Naomi, a passionate entrepreneur, was on the verge of pitching her innovative health-tech startup to a group of potential investors. Her product aimed to revolutionize remote patient monitoring, but during preliminary discussions, the investors emphasized the importance of solid market sizing data—specifically, Total Addressable Market (TAM), Serviceable Available Market (SAM), and Serviceable Obtainable Market (SOM). Unfamiliar with these concepts and pressed for time, Naomi needed a solution that could quickly and accurately provide the necessary insights without requiring her to become a market analyst overnight.
Discovering Olympus Intel, Naomi was relieved to find a user-friendly platform designed for entrepreneurs like herself. Instead of spending hours researching just to put her best guess in the pitch deck, she’ll have actual answers and data sources to back up her claim.
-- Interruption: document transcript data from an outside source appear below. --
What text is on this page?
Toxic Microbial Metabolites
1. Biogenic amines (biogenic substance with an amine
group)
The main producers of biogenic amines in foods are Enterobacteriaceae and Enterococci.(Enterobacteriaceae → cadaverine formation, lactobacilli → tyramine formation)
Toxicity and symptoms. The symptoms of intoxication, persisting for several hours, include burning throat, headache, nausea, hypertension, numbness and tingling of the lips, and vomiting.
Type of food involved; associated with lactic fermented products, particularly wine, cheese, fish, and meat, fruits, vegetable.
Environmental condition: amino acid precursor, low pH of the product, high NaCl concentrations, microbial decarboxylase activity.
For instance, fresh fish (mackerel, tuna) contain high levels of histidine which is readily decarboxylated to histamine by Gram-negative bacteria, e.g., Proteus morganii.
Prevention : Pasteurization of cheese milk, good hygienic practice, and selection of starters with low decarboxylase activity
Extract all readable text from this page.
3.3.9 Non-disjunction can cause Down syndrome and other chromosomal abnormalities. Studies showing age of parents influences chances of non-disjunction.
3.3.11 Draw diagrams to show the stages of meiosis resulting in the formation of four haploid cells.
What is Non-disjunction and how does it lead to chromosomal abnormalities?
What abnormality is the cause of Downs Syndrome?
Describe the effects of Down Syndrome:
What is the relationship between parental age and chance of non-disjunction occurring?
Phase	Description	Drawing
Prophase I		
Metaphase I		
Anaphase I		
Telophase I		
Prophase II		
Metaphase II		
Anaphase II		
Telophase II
Naomi has a clear idea of her ideal market, which focuses on patient care outside of hospitals and doctors’ offices. She creates a custom market segment by typing keywords and selecting the relevant sectors from the results. She chooses the following segments:
- Home health care services
- Nursing care facilities/skilled nursing facilities
Guided through defining her revenue model, she input her pricing plans.
- One-off: Naomi charges a one-time $2,000 fee for purchasing the patient monitoring hardware.
- Subscription-based pricing plans: A buyer can choose three different monthly plans, depending on what vitals and stats they want to monitor. Naomi takes the average cost of her pricing plan for this model and enters $75.
Naomi could gut-check the first round of data when the Olympus Intel platform displayed the total market size and total addressable market for the given segments.
Naomi was particularly intrigued by digging into the detail table at the bottom of the page, where she could view information such as the number of firms, establishments, employees, and annual payroll of each segment. She thought it would be powerful to include the deep dive list of top companies within the “home health care services” to show investors an example of the specific companies she will target.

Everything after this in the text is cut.